Questo approccio si sta espandendo e sta confluendo in un progetto denominato “dopo di noi”, in corso di realizzazione. “Si tratta del giardino di una parrocchia”, come lo chiama don Luigi. Una sorta di villaggio alle porte di Roma, nei pressi del santuario del Divino Amore, destinato all’accoglienza di persone con disabilità e rispettive famiglie per le quali la domanda su cosa sarà dopo di loro, guardando alle fragilità dei propri figli, diventa spesso drammatica. Ma questo luogo vuole essere aperto a chiunque, non un’oasi felice o qualcosa di lontano dal mondo. “Un luogo umano, dove ci si sente a casa”, chiosa il religioso. “Uno spazio dove la gente passa, si ferma e resta per il tutto il tempo che vuole condividendo la vita con le persone che vi abitano”.
Necessità di sostegno
Servono fondi per completare l’opera che sorge in un’area di sette ettari e al momento è difficile prevedere i tempi. Intanto, passando da lì è molto probabile trovare il sacerdote al lavoro sul trattore. “Stiamo realizzando quello che ci è possibile”, spiega. Non solo la messa in sicurezza, pulizia e la recinsione, per intenderci. “Abbiamo cominciato a fare anche delle piccolissime opere di aiuto al quartiere, come ad esempio delle visite mediche: per chi abita nelle periferie è più complesso, per tempi e costi, andare negli ospedali del centro”. Inoltre, le zone all’aperto sono a disposizione gratuitamente per i gruppi.

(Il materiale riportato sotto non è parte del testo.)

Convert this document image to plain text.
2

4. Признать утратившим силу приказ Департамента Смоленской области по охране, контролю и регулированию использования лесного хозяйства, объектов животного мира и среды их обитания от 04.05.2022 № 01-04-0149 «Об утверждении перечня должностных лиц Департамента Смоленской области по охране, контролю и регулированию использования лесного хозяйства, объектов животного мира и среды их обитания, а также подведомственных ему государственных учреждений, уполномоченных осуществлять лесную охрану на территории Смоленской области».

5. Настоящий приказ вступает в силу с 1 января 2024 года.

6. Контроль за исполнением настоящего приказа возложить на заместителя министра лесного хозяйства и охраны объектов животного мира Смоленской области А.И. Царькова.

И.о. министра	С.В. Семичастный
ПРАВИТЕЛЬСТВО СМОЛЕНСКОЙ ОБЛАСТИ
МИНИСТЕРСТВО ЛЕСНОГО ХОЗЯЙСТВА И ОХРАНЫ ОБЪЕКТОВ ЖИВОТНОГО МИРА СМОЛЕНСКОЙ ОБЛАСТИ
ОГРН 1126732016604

Attualmente il complesso “dopo di noi” comprende alcune abitazioni e la Chiesa Santa Maria ad Magos, dedicata ai Re Magi e dunque a tutti i popoli. Già vi risiedono tre suore. “Provengono dal Congo”, precisa don Luigi. “Conoscono il lavoro nei campi e ci stanno aiutando nella realizzazione”, aggiunge il sacerdote invitando a visitare e conoscere la realtà. “Questi luoghi - conclude - non vanno solo annunciati, vanno anche visti”.